Quant à l’action extérieure de l’Union, elle est largement cadenassée
par la seconde nature atlantiste de la majorité de ses membres, et par la
statue du Commandeur de l’Organisation du traité de l’Atlantique nord
(OTAN), à laquelle le projet de traité confirme le droit de donner (ou
non) le feu vert à toute initiative européenne en matière de défense. On
est prié de s’extasier parce que M. George W. Bush a aimablement donné la
permission à M. Anthony Blair de se joindre à la France et à l’Allemagne
pour conclure un accord alambiqué permettant la création d’une « petite
cellule européenne » au quartier général de l’OTAN, à Mons, en Belgique,
et d’une autre « cellule » chargée de la « planification stratégique
d’anticipation pour les opérations civico-militaires » au sein de l’UE.
Que de circonvolutions pour parler d’un embryon de commencement de
préliminaire à une véritable Europe de la défense... De toute manière, les
règles du projet de traité (article 1-43) en matière de « coopérations
renforcées », permettant d’aller plus vite et plus loin que les autres
membres de l’UE dans l’adoption de politiques communes, sont draconiennes
: il faut une décision du Conseil à la majorité qualifiée et un seuil d’un
tiers d’Etats participants. Question : existe-t-il neuf Etats membres de
l’Union désireux de s’affranchir de la tutelle de Washington ? Chacun
connaît la réponse.
Par ailleurs, si le traité était adopté en l’état, quelles marges de
manœuvre subsisteraient pour des gouvernements – et même pour une majorité
de gouvernements – qui souhaiteraient revenir sur le caractère
ultralibéral des politiques internes de l’UE, et donc sur des politiques
nationales qui en sont seulement la transposition ? Par exemple en matière
de libéralisation de La Poste ou d’aide à une industrie stratégique
menacée de disparition (cas d’Alstom). Ce traité qui se baptise
Constitution n’en respecte aucune des caractéristiques : en particulier
pas de processus constituant démocratique (qui aurait nécessité l’élection
d’une assemblée constituante), et surtout pas de possibilité d’alternance.

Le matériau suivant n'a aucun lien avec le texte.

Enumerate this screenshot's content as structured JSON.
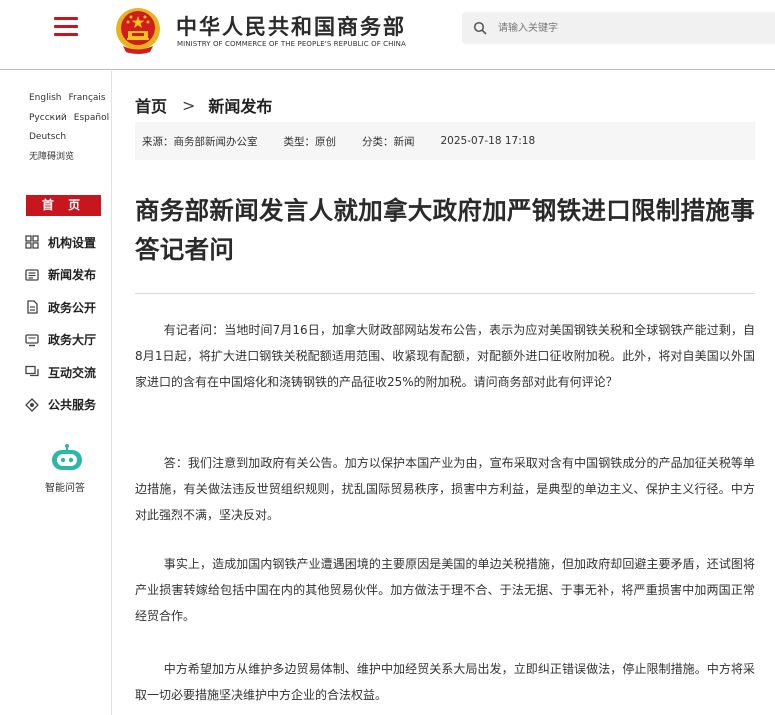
{
  "header": {
    "site_title_cn": "中华人民共和国商务部",
    "site_title_en": "MINISTRY OF COMMERCE OF THE PEOPLE'S REPUBLIC OF CHINA",
    "search_placeholder": "请输入关键字",
    "accent_color": "#c8161e"
  },
  "sidebar": {
    "languages": [
      [
        "English",
        "Français"
      ],
      [
        "Русский",
        "Español"
      ],
      [
        "Deutsch"
      ],
      [
        "无障碍浏览"
      ]
    ],
    "home_label": "首 页",
    "nav": [
      {
        "label": "机构设置",
        "icon": "grid-icon"
      },
      {
        "label": "新闻发布",
        "icon": "news-icon"
      },
      {
        "label": "政务公开",
        "icon": "document-icon"
      },
      {
        "label": "政务大厅",
        "icon": "monitor-icon"
      },
      {
        "label": "互动交流",
        "icon": "chat-icon"
      },
      {
        "label": "公共服务",
        "icon": "service-icon"
      }
    ],
    "assistant_label": "智能问答"
  },
  "breadcrumb": {
    "home": "首页",
    "separator": ">",
    "current": "新闻发布"
  },
  "meta": {
    "source": "来源：商务部新闻办公室",
    "type": "类型：原创",
    "category": "分类：新闻",
    "datetime": "2025-07-18 17:18"
  },
  "article": {
    "title": "商务部新闻发言人就加拿大政府加严钢铁进口限制措施事答记者问",
    "paragraphs": [
      "有记者问：当地时间7月16日，加拿大财政部网站发布公告，表示为应对美国钢铁关税和全球钢铁产能过剩，自8月1日起，将扩大进口钢铁关税配额适用范围、收紧现有配额，对配额外进口征收附加税。此外，将对自美国以外国家进口的含有在中国熔化和浇铸钢铁的产品征收25%的附加税。请问商务部对此有何评论？",
      "答：我们注意到加政府有关公告。加方以保护本国产业为由，宣布采取对含有中国钢铁成分的产品加征关税等单边措施，有关做法违反世贸组织规则，扰乱国际贸易秩序，损害中方利益，是典型的单边主义、保护主义行径。中方对此强烈不满，坚决反对。",
      "事实上，造成加国内钢铁产业遭遇困境的主要原因是美国的单边关税措施，但加政府却回避主要矛盾，还试图将产业损害转嫁给包括中国在内的其他贸易伙伴。加方做法于理不合、于法无据、于事无补，将严重损害中加两国正常经贸合作。",
      "中方希望加方从维护多边贸易体制、维护中加经贸关系大局出发，立即纠正错误做法，停止限制措施。中方将采取一切必要措施坚决维护中方企业的合法权益。"
    ]
  }
}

La grande imposture consiste en effet à avoir réuni dans la partie III de
ce document, et dans certains articles de la première partie, l’ensemble
des politiques de l’Union avec la formulation de leurs présupposés
idéologiques.
Une Constitution fixe normalement un cadre institutionnel permettant le
choix entre des politiques différentes, voire contradictoires. Dans le cas
présent, les contenus sont symboliquement « constitutionnalisés » au même
titre que les contenants. Le primat de la « concurrence libre et non
faussée » sur toute autre norme, et la subordination des services publics
(dits d’« intérêt général » dans le jargon communautaire) à ses règles, l’affirmation que le libre-échange correspond à l’« intérêt commun »,
l’interdiction de toute restriction aux mouvements de capitaux,
l’indépendance de la Banque centrale européenne (BCE), etc., ne sont pas
présentés comme des opinions auxquelles on peut ou non souscrire, mais
comme des objectifs de statut équivalant à celui de la recherche de la
paix ou de la promotion du progrès scientifique et technique.

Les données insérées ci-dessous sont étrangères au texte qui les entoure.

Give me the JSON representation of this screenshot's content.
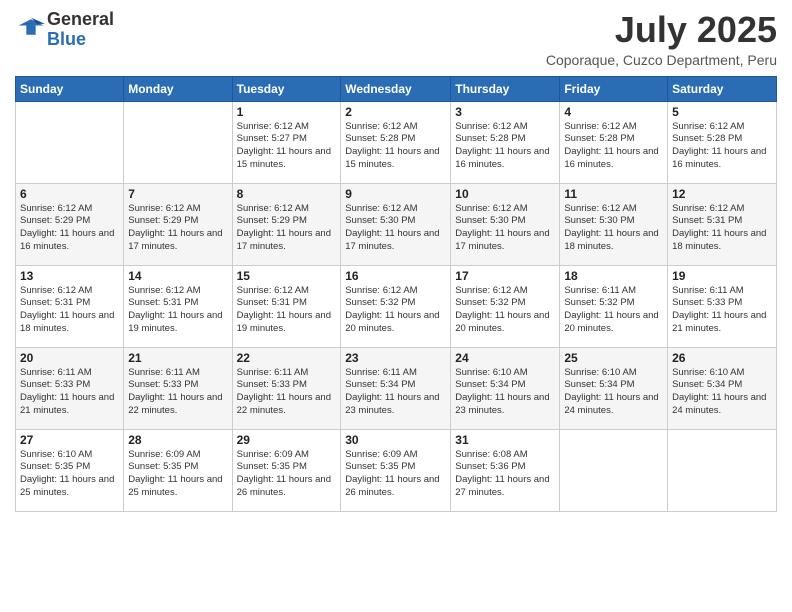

Si l’une de ces affirmations devait être remise en cause, il faudrait
pour cela réviser le traité. Or l’article IV-7 stipule que d’éventuels
amendements « entreront en vigueur après avoir été ratifiés par tous les
Etats membres conformément à leurs règles constitutionnelles respectives
». C’est dire que la philosophie ultralibérale de ce texte est en quelque
sorte gravée dans le marbre : un seul gouvernement sur vingt-cinq peut en
empêcher la modification. Pour des partis politiques se réclamant de cette
philosophie, on peut concevoir qu’il s’agit là d’une formidable prise de
position dominante. Le ton euphorique de responsables d’autres formations
se comprend moins. C’est le cas pour une ancienne ministre socialiste, Mme
Elisabeth Guigou, qui, après avoir moqué ceux qui « font la fine bouche »,
concluait : « Il faut donc sauver la Constitution européenne. Pour les
socialistes et sociaux-démocrates européens, c’est même un devoir
historique et politique (4). »
Cet échec arrange beaucoup de monde
D’autres partisans de ce texte concèdent que la sanctuarisation de la
partie III (celle qui détaille les politiques de l’Union) est exorbitante,
et qu’il conviendrait de la sortir du traité en lui accordant des
procédures de révision moins contraignantes. Cela ne résoudrait cependant
pas la « question libérale » que posent d’autres parties de ce texte, et
qu’il faudrait donc expurger.
Le report sine die de la Conférence intergouvernementale est une
nouvelle forme de fuite en avant, car le lancement d’une UE à vingt-cinq
sur la base des procédures de décision de Nice, et dans une atmosphère peu
conviviale, ne va pas être facile. Mais le recul de l’échéance arrange
beaucoup de monde, en France en particulier. Si les élections européennes
de juin 2004 pouvaient se tenir avant qu’un nouveau traité soit adopté,
ses partisans et adversaires pourraient cohabiter sur des listes en
remettant l’expression de leurs divergences à l’après-scrutin. Le
président de la République française n’aurait pas à confirmer (ou à
renier) son engagement de convoquer un référendum de ratification. Mais ce
délai bénéficiera également à tous ceux qui pensent qu’une autre Europe
est possible, et même nécessaire (lire Un espoir persistant mais déçu).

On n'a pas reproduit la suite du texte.